The exhaust-gas purification device is advantageously positioned near the heat exchanger unit. For example, until the operating temperature of the exhaust-gas purification device is reached, i.e. until what is called light-off, an advantageous control to a large extent prevents heat being transferred via the heat exchanger unit so that, in particular where the exhaust-gas purification device is positioned relatively close to the engine, it reaches its operating temperature relatively rapidly. Catalyst light-off is hereby sped up significantly and as a result, in particular during start-up of the combustion device and of the exhaust-gas purification device, markedly less environmentally-relevant exhaust gas emissions are generated.
In an improved version of the present invention, at least one accumulator device is provided for storing the reformed gas. By using an appropriate accumulator device, hydrogen generation and hydrogen utilization may take place at different times in particular. In particular during start-up, for example, the combustion device can be operated almost exclusively using reformed gas, resulting in a particularly drastic reduction of environmentally-relevant raw exhaust gas emissions.
If necessary, the combustion device may be operated in mixed operation during start-up. This means that a mixture of reformed gas and fuel is supplied to the combustion device.

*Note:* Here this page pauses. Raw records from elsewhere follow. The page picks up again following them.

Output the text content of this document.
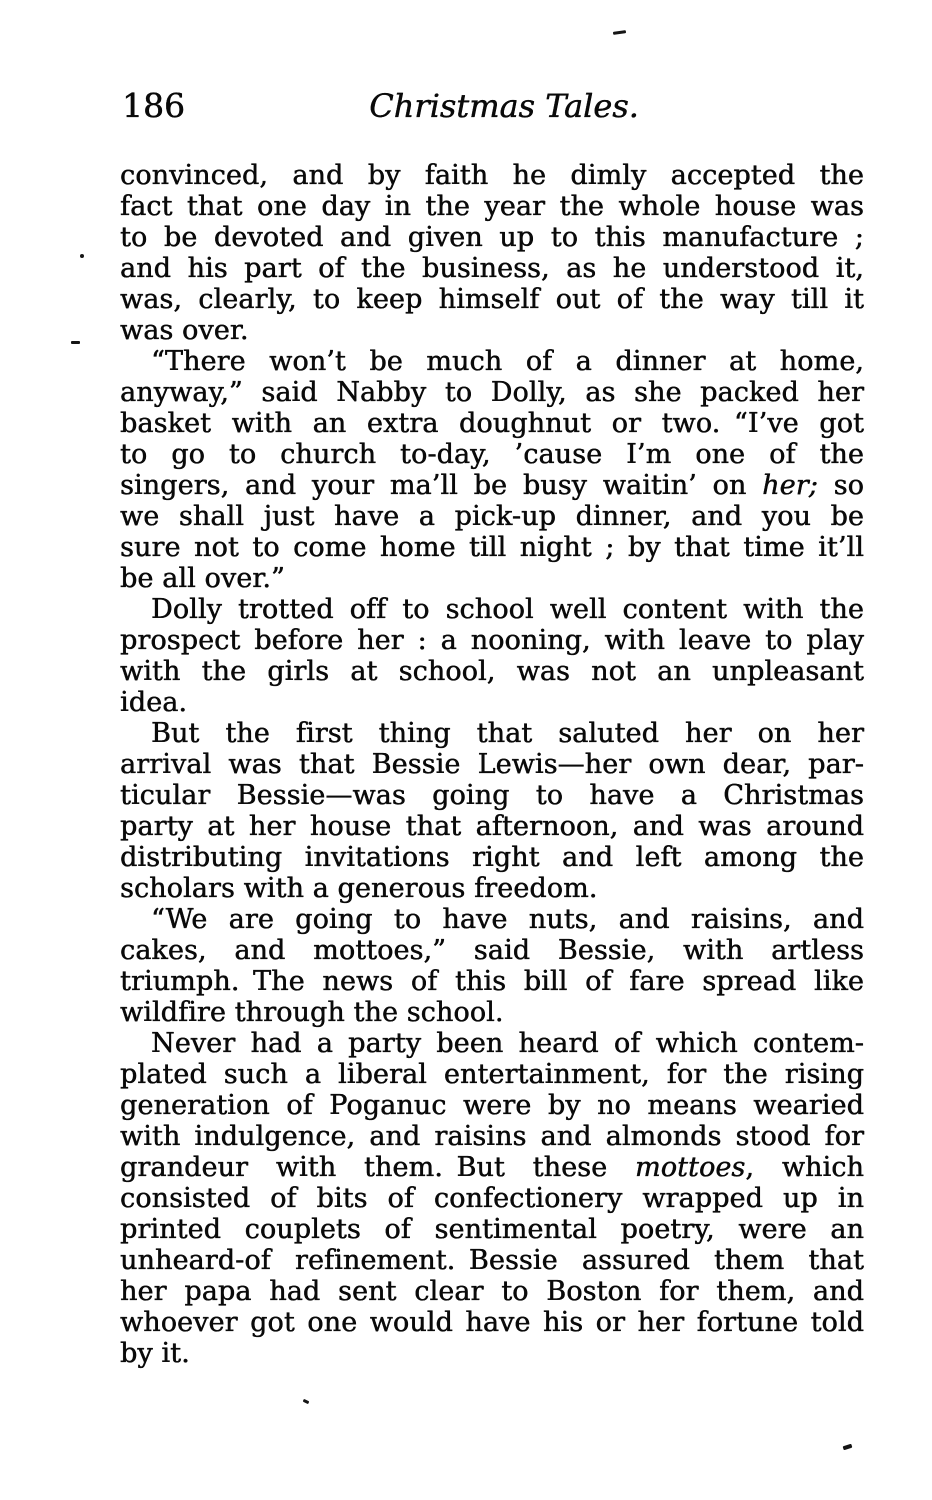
186	Christmas Tales.
convinced, and by faith he dimly accepted the
fact that one day in the year the whole house was
to be devoted and given up to this manufacture ;
and his part of the business, as he understood it,
was, clearly, to keep himself out of the way till it
was over.
“There won’t be much of a dinner at home,
anyway,” said Nabby to Dolly, as she packed her
basket with an extra doughnut or two. “I’ve got
to go to church to-day, ’cause I’m one of the
singers, and your ma’ll be busy waitin’ on her; so
we shall just have a pick-up dinner, and you be
sure not to come home till night ; by that time it’ll
be all over.”
Dolly trotted off to school well content with the
prospect before her : a nooning, with leave to play
with the girls at school, was not an unpleasant
idea.
But the first thing that saluted her on her
arrival was that Bessie Lewis—her own dear, par-
ticular Bessie—was going to have a Christmas
party at her house that afternoon, and was around
distributing invitations right and left among the
scholars with a generous freedom.
“We are going to have nuts, and raisins, and
cakes, and mottoes,” said Bessie, with artless
triumph. The news of this bill of fare spread like
wildfire through the school.
Never had a party been heard of which contem-
plated such a liberal entertainment, for the rising
generation of Poganuc were by no means wearied
with indulgence, and raisins and almonds stood for
grandeur with them. But these mottoes, which
consisted of bits of confectionery wrapped up in
printed couplets of sentimental poetry, were an
unheard-of refinement. Bessie assured them that
her papa had sent clear to Boston for them, and
whoever got one would have his or her fortune told
by it.
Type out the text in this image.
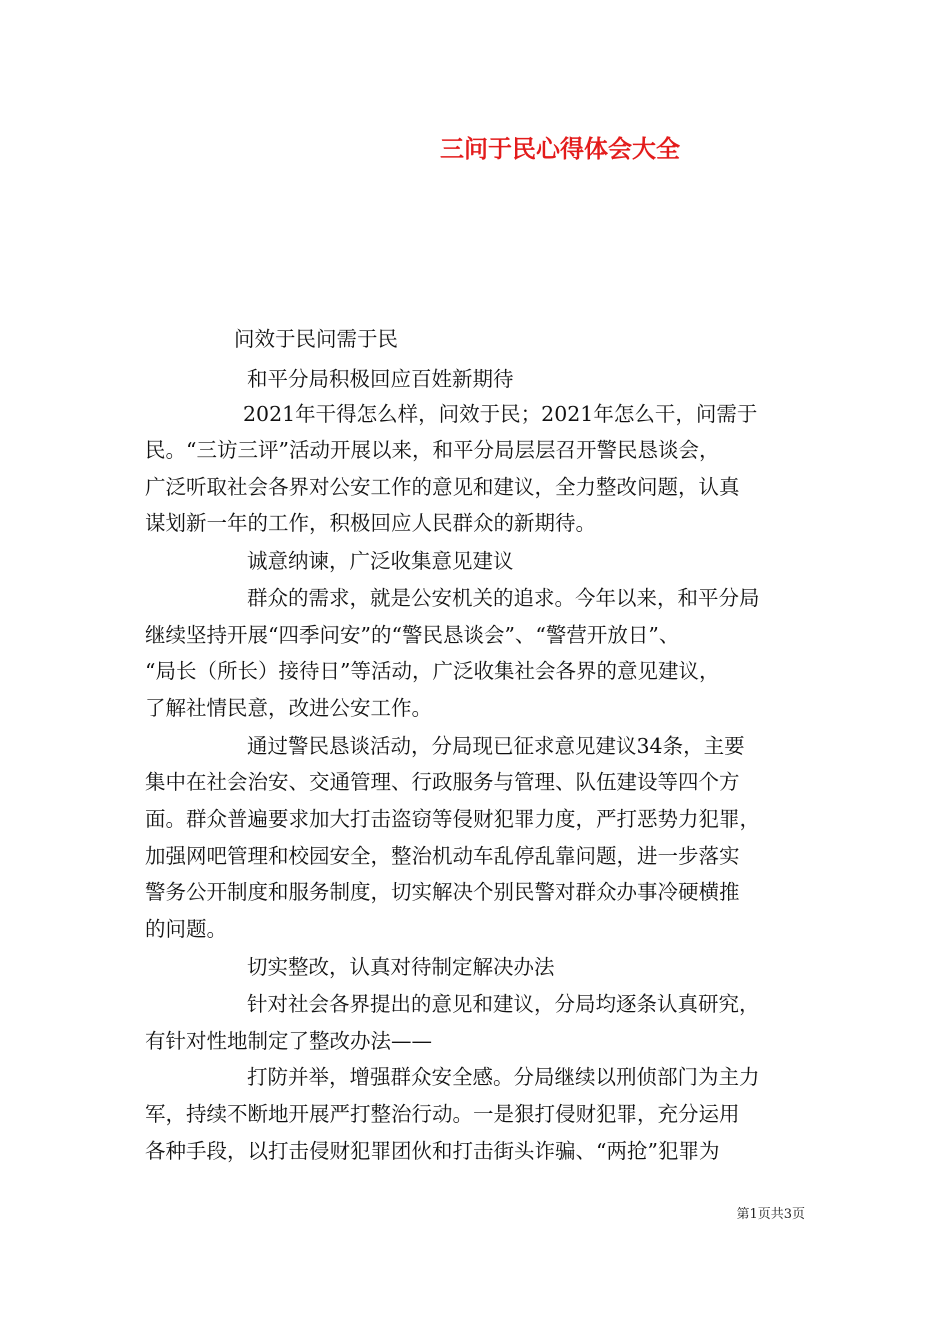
三问于民心得体会大全
问效于民问需于民
和平分局积极回应百姓新期待
2021年干得怎么样，问效于民；2021年怎么干，问需于
民。“三访三评”活动开展以来，和平分局层层召开警民恳谈会，
广泛听取社会各界对公安工作的意见和建议，全力整改问题，认真
谋划新一年的工作，积极回应人民群众的新期待。
诚意纳谏，广泛收集意见建议
群众的需求，就是公安机关的追求。今年以来，和平分局
继续坚持开展“四季问安”的“警民恳谈会”、“警营开放日”、
“局长（所长）接待日”等活动，广泛收集社会各界的意见建议，
了解社情民意，改进公安工作。
通过警民恳谈活动，分局现已征求意见建议34条，主要
集中在社会治安、交通管理、行政服务与管理、队伍建设等四个方
面。群众普遍要求加大打击盗窃等侵财犯罪力度，严打恶势力犯罪，
加强网吧管理和校园安全，整治机动车乱停乱靠问题，进一步落实
警务公开制度和服务制度，切实解决个别民警对群众办事冷硬横推
的问题。
切实整改，认真对待制定解决办法
针对社会各界提出的意见和建议，分局均逐条认真研究，
有针对性地制定了整改办法——
打防并举，增强群众安全感。分局继续以刑侦部门为主力
军，持续不断地开展严打整治行动。一是狠打侵财犯罪，充分运用
各种手段，以打击侵财犯罪团伙和打击街头诈骗、“两抢”犯罪为
第1页共3页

In addition, rich operation of the combustion device, i.e., using an excess of hydrogen and, if necessary, secondary air injection, may be used to achieve even faster catalyst light-off. Particularly intense and rapid heating up of the exhaust-gas purification device is achieved because during this operation hydrogen, whose exothermal transformation is achievable even at room temperature on appropriate catalytically active surfaces, is not fully transformed in the combustion device and is present in the exhaust gas so that the catalyst, or the exhaust-gas purification device, is rapidly heated up. The same may be accomplished by means of mixed rich/lean operation of the combustion device, distributed over the individual cylinders, without secondary air injection.
Through mixed operation of the combustion device, e.g., using a mixture of fuel and reformed gas, the present invention offers the additional improvement of achieving a marked increase in exhaust gas recirculation rates (EGR rates) as compared to pure fuel or gasoline operation. Such high exhaust gas recirculation rates have the effect, by dethrottling the engine or the combustion device, of achieving a marked increase in efficiency and may therefore result in a particularly low overall fuel consumption in the vehicle. Such a high exhaust gas recirculation rate may be achieved in particular because of the relatively wide ignition range of hydrogen as compared to that of gasoline.